AMYLOID INHIBITORY PEPTIDES FOR ALZHEIMER`S DISEASE AND DIABETES
Amyloid self‐assembly is linked to the pathogenesis of Alzheimer‘s disease (AD) and type 2 diabetes (T2D). Aβ40(42) is the main component of amyloid plaques in AD while islet amyloid polypeptide (IAPP) is the main component of pancreatic amyloid in T2D. Therefore blocking amyloidogenesis of the key amyloid polypeptides of AD and T2D is a promising therapeutic approach. However, so far the successful design of anti‐amyloid compounds is hampered by several challenges including low proteolytic stability, low blood–brain barrier (BBB) permeability and high conformational flexibility. Thus, there is an urgent need to develop novel classes of amyloid inhibitors and exploit the therapeutic potential of blocking amyloidogenesis and related cell degeneration.
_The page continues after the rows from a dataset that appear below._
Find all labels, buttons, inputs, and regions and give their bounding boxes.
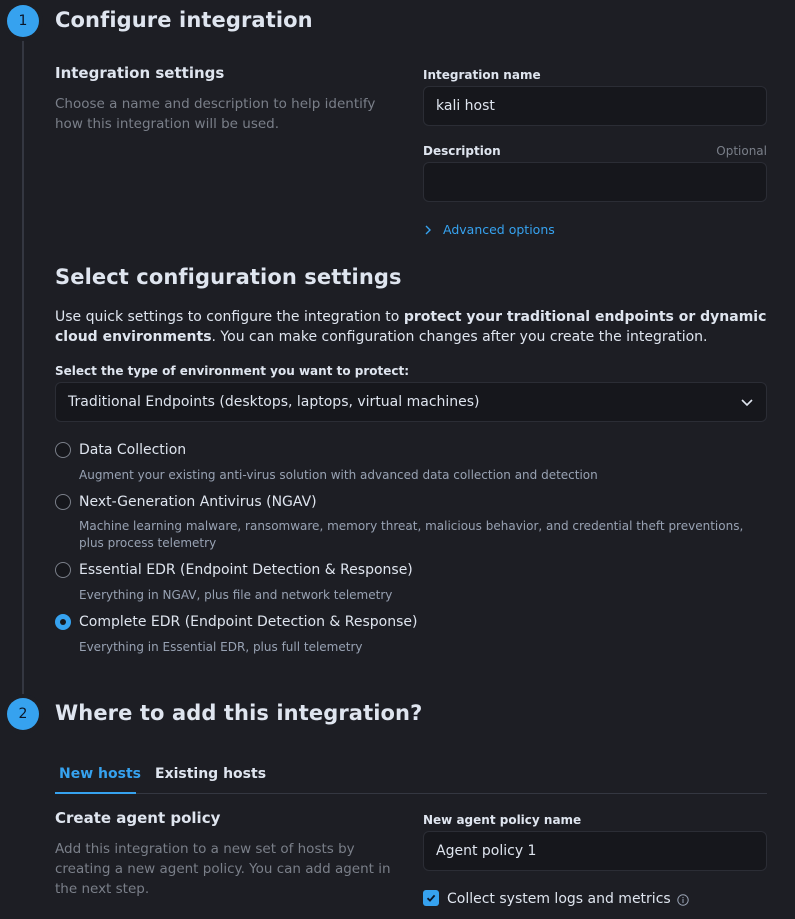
environment-selected-value: Traditional Endpoints (desktops, laptops… — [68, 394, 480, 410]
option-essential-edr-desc: Everything in NGAV, plus file and networ… — [79, 588, 393, 602]
agent-policy-name-label: New agent policy name — [423, 813, 582, 827]
step-2-number: 2 — [7, 698, 39, 730]
description-input[interactable] — [423, 162, 767, 202]
environment-select[interactable]: Traditional Endpoints (desktops, laptops… — [55, 382, 767, 422]
integration-settings-description: Choose a name and description to help id… — [55, 96, 376, 132]
option-essential-edr-label[interactable]: Essential EDR (Endpoint Detection & Resp… — [79, 562, 413, 578]
configuration-intro-plain: Use quick settings to configure the inte… — [55, 309, 404, 325]
option-data-collection-label[interactable]: Data Collection — [79, 442, 186, 458]
option-data-collection-desc: Augment your existing anti-virus solutio… — [79, 468, 598, 482]
integration-name-value: kali host — [436, 98, 495, 114]
radio-complete-edr[interactable] — [55, 614, 71, 630]
tab-active-indicator — [55, 792, 136, 794]
step-1-title: Configure integration — [55, 8, 313, 32]
info-icon[interactable] — [676, 894, 689, 906]
configuration-settings-title: Select configuration settings — [55, 265, 402, 289]
chevron-down-icon — [740, 395, 754, 409]
advanced-options-label: Advanced options — [443, 222, 555, 237]
integration-name-label: Integration name — [423, 68, 541, 82]
description-optional-hint: Optional — [716, 144, 767, 158]
collect-logs-row: Collect system logs and metrics — [447, 891, 689, 907]
environment-select-label: Select the type of environment you want … — [55, 364, 410, 378]
radio-ngav[interactable] — [55, 494, 71, 510]
steps-rail — [22, 20, 24, 715]
option-ngav-label[interactable]: Next-Generation Antivirus (NGAV) — [79, 494, 317, 510]
configuration-intro: Use quick settings to configure the inte… — [55, 307, 770, 347]
option-complete-edr-desc: Everything in Essential EDR, plus full t… — [79, 640, 363, 654]
tab-new-hosts[interactable]: New hosts — [59, 766, 141, 782]
integration-settings-title: Integration settings — [55, 64, 225, 82]
configuration-intro-rest: . You can make configuration changes aft… — [211, 329, 708, 345]
tab-existing-hosts[interactable]: Existing hosts — [155, 766, 266, 782]
collect-logs-checkbox[interactable] — [423, 890, 439, 906]
create-agent-policy-description: Add this integration to a new set of hos… — [55, 841, 391, 897]
tabs-divider — [55, 793, 767, 794]
agent-policy-name-input[interactable]: Agent policy 1 — [423, 831, 767, 871]
chevron-right-icon — [423, 225, 433, 235]
step-2-title: Where to add this integration? — [55, 701, 423, 725]
description-label: Description — [423, 144, 501, 158]
integration-name-input[interactable]: kali host — [423, 86, 767, 126]
agent-policy-name-value: Agent policy 1 — [436, 843, 537, 859]
advanced-options-toggle[interactable]: Advanced options — [423, 222, 555, 237]
radio-data-collection[interactable] — [55, 442, 71, 458]
collect-logs-label[interactable]: Collect system logs and metrics — [447, 891, 671, 907]
option-ngav-desc: Machine learning malware, ransomware, me… — [79, 519, 744, 550]
radio-essential-edr[interactable] — [55, 562, 71, 578]
create-agent-policy-title: Create agent policy — [55, 809, 221, 827]
checkmark-icon — [426, 893, 436, 903]
step-1-number: 1 — [7, 5, 39, 37]
option-complete-edr-label[interactable]: Complete EDR (Endpoint Detection & Respo… — [79, 614, 417, 630]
Here, macrocyclic peptides (MCIPs) were designed as a novel class of nanomolar amyloid inhibitors of both Aβ40(42) and IAPP or of Aβ40(42) alone. Advantages and opportunities of the novel MCIPs:
- MW < 2000
- Easy and inexpensive synthetic production by solid phase synthesis methodology
- Nanomolar inhibitors of amyloid self-assembly of both Aβ40(42) and IAPP
- Nanomolar Aβ40(42)-selective inhibitors of amyloid self-assembly (in vitro & ex vivo)
- High binding affinity
- High solubility
- High proteolytic stability in human plasma (shown in vitro)
- Human BBB crossing ability (shown in a cell model)
- High proteolytic resistance toward the brain protease neprilysin (shown in vitro)
Owing to their favorable properties, MCIPs are promising candidates/leads for macrocyclic peptide‐based anti‐amyloid drugs and scaffolds for the design of small‐molecule peptidomimetics for targeting amyloidogenesis in AD or in both AD and T2D.
Proof of concept of lead compound in vitro and in ex vivo electrophysiological studies in mouse brains.
Angew Chem Int Ed Engl. 2018 Jun 16. doi: 10.1002/anie.201802979.